L’effetto di questo mismatching si riflette però anche sui salari. La sovraqualificazione comporta che per una parte dell’investimento formativo fatto il riconoscimento economico sia parziale, ossia che parte del lavoro è pagato al 67% di quanto sarebbe equo. Di nuovo abbiamo anche in questo caso che i più penalizzati sono i giovani e le donne. La sovraqualificazione di chi arriva ventenne al mercato del lavoro è superiore per 8 punti percentuali a quella dei sessantenni. A parità di qualificazione e con lo stesso impiego le donne rischiano di avere un divario del 12% rispetto ai colleghi maschi. Il divario cresce di 10 punti se la donna è sovraqualificata.

I settori che secondo i dati Excelsior hanno maggiori difficoltà nel reclutamento emergono dalla ricerca come quelli che hanno maggiori difficoltà a valorizzare i livelli di istruzione dei nuovi lavoratori.

>Questa condizione richiede interventi di sistema perché lo spreco delle competenze dei giovani lo paghiamo in termini di produttività e competitività del sistema.
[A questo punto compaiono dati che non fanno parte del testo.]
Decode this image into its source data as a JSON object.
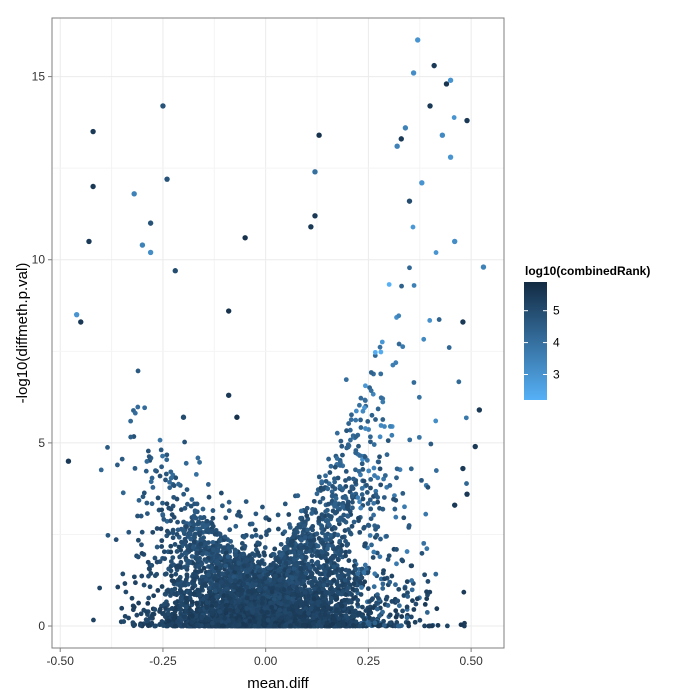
{
  "chart_data": {
    "type": "scatter",
    "title": "",
    "xlabel": "mean.diff",
    "ylabel": "-log10(diffmeth.p.val)",
    "xlim": [
      -0.52,
      0.58
    ],
    "ylim": [
      -0.6,
      16.6
    ],
    "x_ticks": [
      -0.5,
      -0.25,
      0.0,
      0.25,
      0.5
    ],
    "x_tick_labels": [
      "-0.50",
      "-0.25",
      "0.00",
      "0.25",
      "0.50"
    ],
    "y_ticks": [
      0,
      5,
      10,
      15
    ],
    "y_tick_labels": [
      "0",
      "5",
      "10",
      "15"
    ],
    "grid": true,
    "legend": {
      "title": "log10(combinedRank)",
      "placement": "right",
      "range": [
        2.2,
        5.9
      ],
      "breaks": [
        3,
        4,
        5
      ],
      "break_labels": [
        "3",
        "4",
        "5"
      ],
      "color_low": "#56B1F7",
      "color_high": "#132B43"
    },
    "points": [
      {
        "x": 0.37,
        "y": 16.0,
        "c": 3.0
      },
      {
        "x": 0.41,
        "y": 15.3,
        "c": 5.5
      },
      {
        "x": 0.36,
        "y": 15.1,
        "c": 3.2
      },
      {
        "x": 0.45,
        "y": 14.9,
        "c": 3.0
      },
      {
        "x": 0.44,
        "y": 14.8,
        "c": 5.6
      },
      {
        "x": -0.25,
        "y": 14.2,
        "c": 4.8
      },
      {
        "x": 0.4,
        "y": 14.2,
        "c": 5.5
      },
      {
        "x": 0.49,
        "y": 13.8,
        "c": 5.5
      },
      {
        "x": 0.34,
        "y": 13.6,
        "c": 3.5
      },
      {
        "x": 0.33,
        "y": 13.3,
        "c": 5.5
      },
      {
        "x": -0.42,
        "y": 13.5,
        "c": 5.5
      },
      {
        "x": 0.13,
        "y": 13.4,
        "c": 5.7
      },
      {
        "x": 0.43,
        "y": 13.4,
        "c": 3.3
      },
      {
        "x": 0.32,
        "y": 13.1,
        "c": 3.5
      },
      {
        "x": 0.45,
        "y": 12.8,
        "c": 3.0
      },
      {
        "x": 0.12,
        "y": 12.4,
        "c": 4.0
      },
      {
        "x": -0.24,
        "y": 12.2,
        "c": 4.8
      },
      {
        "x": -0.42,
        "y": 12.0,
        "c": 5.5
      },
      {
        "x": 0.38,
        "y": 12.1,
        "c": 3.0
      },
      {
        "x": -0.32,
        "y": 11.8,
        "c": 3.5
      },
      {
        "x": 0.35,
        "y": 11.6,
        "c": 5.0
      },
      {
        "x": 0.12,
        "y": 11.2,
        "c": 5.5
      },
      {
        "x": -0.28,
        "y": 11.0,
        "c": 4.8
      },
      {
        "x": 0.11,
        "y": 10.9,
        "c": 5.5
      },
      {
        "x": -0.05,
        "y": 10.6,
        "c": 5.7
      },
      {
        "x": -0.3,
        "y": 10.4,
        "c": 3.5
      },
      {
        "x": -0.28,
        "y": 10.2,
        "c": 3.2
      },
      {
        "x": -0.43,
        "y": 10.5,
        "c": 5.5
      },
      {
        "x": 0.46,
        "y": 10.5,
        "c": 3.2
      },
      {
        "x": 0.53,
        "y": 9.8,
        "c": 3.5
      },
      {
        "x": -0.22,
        "y": 9.7,
        "c": 5.0
      },
      {
        "x": -0.46,
        "y": 8.5,
        "c": 3.0
      },
      {
        "x": -0.45,
        "y": 8.3,
        "c": 5.5
      },
      {
        "x": -0.09,
        "y": 8.6,
        "c": 5.7
      },
      {
        "x": 0.48,
        "y": 8.3,
        "c": 5.5
      },
      {
        "x": -0.48,
        "y": 4.5,
        "c": 5.5
      },
      {
        "x": -0.09,
        "y": 6.3,
        "c": 5.5
      },
      {
        "x": -0.07,
        "y": 5.7,
        "c": 5.7
      },
      {
        "x": 0.52,
        "y": 5.9,
        "c": 5.5
      },
      {
        "x": 0.51,
        "y": 4.9,
        "c": 5.5
      },
      {
        "x": 0.49,
        "y": 3.6,
        "c": 5.5
      },
      {
        "x": 0.48,
        "y": 4.3,
        "c": 5.5
      },
      {
        "x": 0.46,
        "y": 3.3,
        "c": 5.5
      },
      {
        "x": -0.2,
        "y": 5.7,
        "c": 5.0
      }
    ]
  }
}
Aggiungiamo quindi alle rilevazioni che ci dicono come è cambiato l’atteggiamento e la disponibilità dei giovani verso il lavoro che buona parte della frustrazione viene dalla delusione dei primi approcci con il lavoro dove si vede frustrato l’impegno e anche il sacrificio messo per avere il massimo delle competenze formative.